Perspectives on Technology

Heidi Lerner's Column in AJS Perspectives

Hebrew in Bits and Bytes: An Introduction to Coding and Formatting of Hebrew Electronic Resources
Spring 2004

During the past two decades, many Hebraic language electronic resources became available in both Hebrew and Latin scripts. These texts, databases, and bibliographic tools either required researchers to transliterate (romanize) the text using Latin characters, or to use a proprietary and stand-alone software program that displays Hebrew characters using special fonts and add-on features.

Romanization of Hebrew is problematic at best: There are many different schemes in use today, and to provide correct vocalization, a strong knowledge of Hebrew grammar is required. Most of us have experienced great frustration in trying to locate Hebraica materials in library catalogs and periodical indexes that are in the Latin alphabet only. Academic journals and encyclopedias vary in their requirements for transliteration of Hebraica. Diacritics are required to represent certain Hebrew characters. Additional diacritics are employed to represent special consonants employed by the many and diverse Jewish languages written in Hebrew characters.

At the same time, users of Hebrew script software have been faced with difficulties when attempting to share their work with anyone, communicate via e-mail, or transfer files between programs and operating systems. Today's rapidly evolving research environment requires that Jewish studies specialists know the basics of multilingual and multiscript computing.

ASCII versus Unicode

A computer records text as a sequence of numbers in binary form. One of the earliest standards for numerically encoding the Latin alphabet was the American Standard Code for Information Interchange (ASCII). This 7-bit code (a “bit” is a single “binary digit” with a value of 0 or 1) only covered 128 characters, consisting of the English alphabet, numbers, punctuation and some symbols. ASCII was later extended to 8 bits to include accented characters for other Western European languages. Other international standards developed to include character sets such as Greek and Hebrew. However, 8-bit character encoding was limited to 256 characters, and these standards were usually inadequate when users wanted to work in more than one language at once. Applications using such standards are forced to switch between character sets to obtain characters or symbols not provided by the normally used default set. To make matters more complicated, earlier DOS and Apple programs used character sets that did not comply with international standards.

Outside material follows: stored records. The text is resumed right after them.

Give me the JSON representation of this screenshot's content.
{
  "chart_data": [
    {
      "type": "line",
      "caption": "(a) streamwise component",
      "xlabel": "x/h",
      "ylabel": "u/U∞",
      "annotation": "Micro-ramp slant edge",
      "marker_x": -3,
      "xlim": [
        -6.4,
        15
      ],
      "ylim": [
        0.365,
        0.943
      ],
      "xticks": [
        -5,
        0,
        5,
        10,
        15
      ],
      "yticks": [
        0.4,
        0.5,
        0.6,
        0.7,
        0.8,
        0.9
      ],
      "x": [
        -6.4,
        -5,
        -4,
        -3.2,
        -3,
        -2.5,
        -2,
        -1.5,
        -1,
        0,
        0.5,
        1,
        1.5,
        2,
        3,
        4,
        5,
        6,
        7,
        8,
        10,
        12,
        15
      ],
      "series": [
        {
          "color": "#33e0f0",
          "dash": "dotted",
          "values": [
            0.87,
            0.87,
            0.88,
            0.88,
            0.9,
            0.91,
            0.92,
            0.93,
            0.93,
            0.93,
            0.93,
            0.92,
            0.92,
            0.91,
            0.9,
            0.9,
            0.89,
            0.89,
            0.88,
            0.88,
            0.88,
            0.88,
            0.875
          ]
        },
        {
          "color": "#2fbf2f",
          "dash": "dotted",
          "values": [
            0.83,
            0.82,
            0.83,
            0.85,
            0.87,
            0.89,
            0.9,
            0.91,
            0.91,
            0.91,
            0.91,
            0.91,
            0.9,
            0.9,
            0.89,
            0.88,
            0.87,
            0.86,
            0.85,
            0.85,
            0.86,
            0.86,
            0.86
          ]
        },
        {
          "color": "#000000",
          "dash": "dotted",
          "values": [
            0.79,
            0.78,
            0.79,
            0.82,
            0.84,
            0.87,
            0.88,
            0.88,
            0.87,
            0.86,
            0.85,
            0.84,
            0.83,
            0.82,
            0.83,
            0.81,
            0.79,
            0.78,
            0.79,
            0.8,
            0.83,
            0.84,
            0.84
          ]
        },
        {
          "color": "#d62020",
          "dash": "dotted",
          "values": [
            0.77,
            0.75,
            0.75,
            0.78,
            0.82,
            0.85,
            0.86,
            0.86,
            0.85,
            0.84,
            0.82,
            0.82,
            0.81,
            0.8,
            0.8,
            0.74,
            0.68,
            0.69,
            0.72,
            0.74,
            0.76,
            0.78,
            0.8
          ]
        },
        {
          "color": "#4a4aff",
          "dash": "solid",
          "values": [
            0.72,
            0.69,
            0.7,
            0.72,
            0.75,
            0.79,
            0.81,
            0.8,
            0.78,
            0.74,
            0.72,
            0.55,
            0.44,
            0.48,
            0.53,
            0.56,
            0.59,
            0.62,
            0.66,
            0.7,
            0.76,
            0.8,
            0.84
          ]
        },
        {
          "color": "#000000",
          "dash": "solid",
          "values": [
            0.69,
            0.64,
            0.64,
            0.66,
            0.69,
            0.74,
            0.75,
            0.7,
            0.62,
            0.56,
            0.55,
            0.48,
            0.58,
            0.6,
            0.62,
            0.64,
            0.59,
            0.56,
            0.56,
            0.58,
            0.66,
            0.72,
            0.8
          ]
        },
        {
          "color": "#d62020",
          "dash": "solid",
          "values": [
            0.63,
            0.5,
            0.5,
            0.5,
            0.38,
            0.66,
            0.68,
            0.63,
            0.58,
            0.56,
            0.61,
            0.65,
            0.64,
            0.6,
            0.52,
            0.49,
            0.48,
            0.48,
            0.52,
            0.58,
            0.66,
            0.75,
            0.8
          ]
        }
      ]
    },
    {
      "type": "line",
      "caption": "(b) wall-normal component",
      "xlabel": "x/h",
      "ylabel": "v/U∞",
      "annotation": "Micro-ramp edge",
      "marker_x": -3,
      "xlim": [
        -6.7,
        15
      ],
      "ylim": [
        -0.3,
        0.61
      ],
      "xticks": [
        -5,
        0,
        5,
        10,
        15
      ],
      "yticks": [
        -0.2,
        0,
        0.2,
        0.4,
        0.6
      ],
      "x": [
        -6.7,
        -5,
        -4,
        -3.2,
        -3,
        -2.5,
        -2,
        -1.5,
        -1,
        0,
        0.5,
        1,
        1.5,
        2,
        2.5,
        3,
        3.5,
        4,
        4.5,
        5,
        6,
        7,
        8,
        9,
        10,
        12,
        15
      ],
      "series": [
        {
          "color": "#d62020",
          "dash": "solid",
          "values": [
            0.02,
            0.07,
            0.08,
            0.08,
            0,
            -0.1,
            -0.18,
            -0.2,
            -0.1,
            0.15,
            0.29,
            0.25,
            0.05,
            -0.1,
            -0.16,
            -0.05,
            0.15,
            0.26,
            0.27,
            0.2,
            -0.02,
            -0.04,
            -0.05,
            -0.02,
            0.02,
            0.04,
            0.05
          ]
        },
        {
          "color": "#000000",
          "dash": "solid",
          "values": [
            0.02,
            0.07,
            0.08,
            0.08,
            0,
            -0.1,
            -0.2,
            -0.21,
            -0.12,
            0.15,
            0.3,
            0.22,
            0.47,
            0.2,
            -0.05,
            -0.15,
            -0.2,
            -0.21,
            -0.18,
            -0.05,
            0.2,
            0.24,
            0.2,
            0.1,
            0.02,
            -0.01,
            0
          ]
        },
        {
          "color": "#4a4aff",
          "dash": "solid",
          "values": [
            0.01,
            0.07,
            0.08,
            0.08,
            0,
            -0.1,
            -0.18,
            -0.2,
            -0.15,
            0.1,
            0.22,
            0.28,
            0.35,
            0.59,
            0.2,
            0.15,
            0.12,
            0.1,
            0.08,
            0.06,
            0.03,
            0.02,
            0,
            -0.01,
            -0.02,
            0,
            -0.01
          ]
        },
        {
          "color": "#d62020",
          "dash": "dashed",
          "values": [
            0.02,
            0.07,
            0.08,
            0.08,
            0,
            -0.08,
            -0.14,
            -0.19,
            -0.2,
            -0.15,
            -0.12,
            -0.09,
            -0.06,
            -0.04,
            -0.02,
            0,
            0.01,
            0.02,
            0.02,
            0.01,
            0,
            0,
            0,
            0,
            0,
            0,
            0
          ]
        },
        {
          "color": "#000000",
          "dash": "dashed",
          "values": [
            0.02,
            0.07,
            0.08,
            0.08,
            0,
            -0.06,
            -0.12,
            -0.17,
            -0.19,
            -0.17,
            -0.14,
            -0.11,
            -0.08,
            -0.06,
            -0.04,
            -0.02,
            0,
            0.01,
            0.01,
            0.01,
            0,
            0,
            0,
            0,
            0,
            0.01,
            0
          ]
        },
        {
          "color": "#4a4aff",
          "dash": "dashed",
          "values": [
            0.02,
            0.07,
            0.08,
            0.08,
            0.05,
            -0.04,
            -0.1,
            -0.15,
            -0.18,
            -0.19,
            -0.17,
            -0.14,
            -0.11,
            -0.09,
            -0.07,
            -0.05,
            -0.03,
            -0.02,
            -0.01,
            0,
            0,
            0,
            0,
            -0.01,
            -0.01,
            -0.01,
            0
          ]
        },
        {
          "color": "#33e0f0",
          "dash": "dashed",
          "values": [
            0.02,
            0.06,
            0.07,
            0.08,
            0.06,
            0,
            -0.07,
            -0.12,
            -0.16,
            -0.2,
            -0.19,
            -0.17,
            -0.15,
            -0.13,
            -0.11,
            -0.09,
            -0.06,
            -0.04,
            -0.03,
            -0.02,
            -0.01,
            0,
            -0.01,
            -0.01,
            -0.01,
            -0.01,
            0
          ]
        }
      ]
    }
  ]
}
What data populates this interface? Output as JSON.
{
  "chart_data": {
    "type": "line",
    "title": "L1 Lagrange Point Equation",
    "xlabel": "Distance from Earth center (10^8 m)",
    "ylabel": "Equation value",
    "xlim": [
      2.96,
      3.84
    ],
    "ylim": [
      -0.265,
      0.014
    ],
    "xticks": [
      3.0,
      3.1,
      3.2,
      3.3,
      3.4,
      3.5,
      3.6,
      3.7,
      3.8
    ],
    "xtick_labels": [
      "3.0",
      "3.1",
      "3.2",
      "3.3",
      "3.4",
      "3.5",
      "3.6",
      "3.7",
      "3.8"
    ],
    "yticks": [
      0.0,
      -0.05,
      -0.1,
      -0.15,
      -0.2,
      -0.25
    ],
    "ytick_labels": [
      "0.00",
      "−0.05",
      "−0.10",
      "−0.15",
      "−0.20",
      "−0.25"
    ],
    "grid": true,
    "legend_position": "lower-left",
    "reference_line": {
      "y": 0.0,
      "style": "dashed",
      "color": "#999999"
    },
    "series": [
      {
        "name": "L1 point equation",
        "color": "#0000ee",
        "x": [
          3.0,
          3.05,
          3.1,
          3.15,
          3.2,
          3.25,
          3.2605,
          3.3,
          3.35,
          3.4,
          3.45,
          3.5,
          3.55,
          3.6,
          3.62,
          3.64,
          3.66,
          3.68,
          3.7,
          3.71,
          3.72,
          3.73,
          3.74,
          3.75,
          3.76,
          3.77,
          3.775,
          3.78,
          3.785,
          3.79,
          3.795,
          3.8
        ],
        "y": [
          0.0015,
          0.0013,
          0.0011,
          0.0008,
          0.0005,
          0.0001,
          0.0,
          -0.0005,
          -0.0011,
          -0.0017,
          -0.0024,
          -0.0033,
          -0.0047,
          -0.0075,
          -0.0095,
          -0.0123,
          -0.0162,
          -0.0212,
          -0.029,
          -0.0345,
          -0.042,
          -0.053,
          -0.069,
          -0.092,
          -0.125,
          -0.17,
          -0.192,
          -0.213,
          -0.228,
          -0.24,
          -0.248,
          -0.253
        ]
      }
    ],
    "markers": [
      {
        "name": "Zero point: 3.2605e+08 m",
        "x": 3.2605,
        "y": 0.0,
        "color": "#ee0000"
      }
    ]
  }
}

Unicode Version 4.0 encodes over 95,000 characters (covering most modern and historic scripts). Unicode has the potential to encode over a million characters. The Unicode Standard also gives specifications for the presentation of bi-directional text: Hebrew, Arabic, etc. are properly output as right-to-left.

Hebrew and MS Windows

Unicode support is provided in Windows 2000 and Windows XP, and, in a more limited scope, in Windows 98, NT4, and ME. What this means is that users can create and disseminate documents that are directly readable, searchable, and printable in Hebrew and Latin scripts. Scholars can cut and paste Hebrew text directly from Unicode-based resources into Word, send Hebrew e-mail in Outlook and Outlook Express, and mix scripts within documents. Windows XP and Windows 2000 also support bi-directionality, allowing users to use most software both from left-to-right and right-to-left (provided that the programs allow for bi-directional use). In addition, Microsoft Proofing Tools offers special editing tools for Hebrew: thesauri, spelling and grammar checkers, a translation dictionary, and specialized fonts. The other more proprietary and often incompatible formats do not allow the same ease for interchanging data between databases and application software. Hebrew support is not yet available for Macintosh versions of Internet Explorer or Office. The Netscape 7 Web browser is Unicode-compatible.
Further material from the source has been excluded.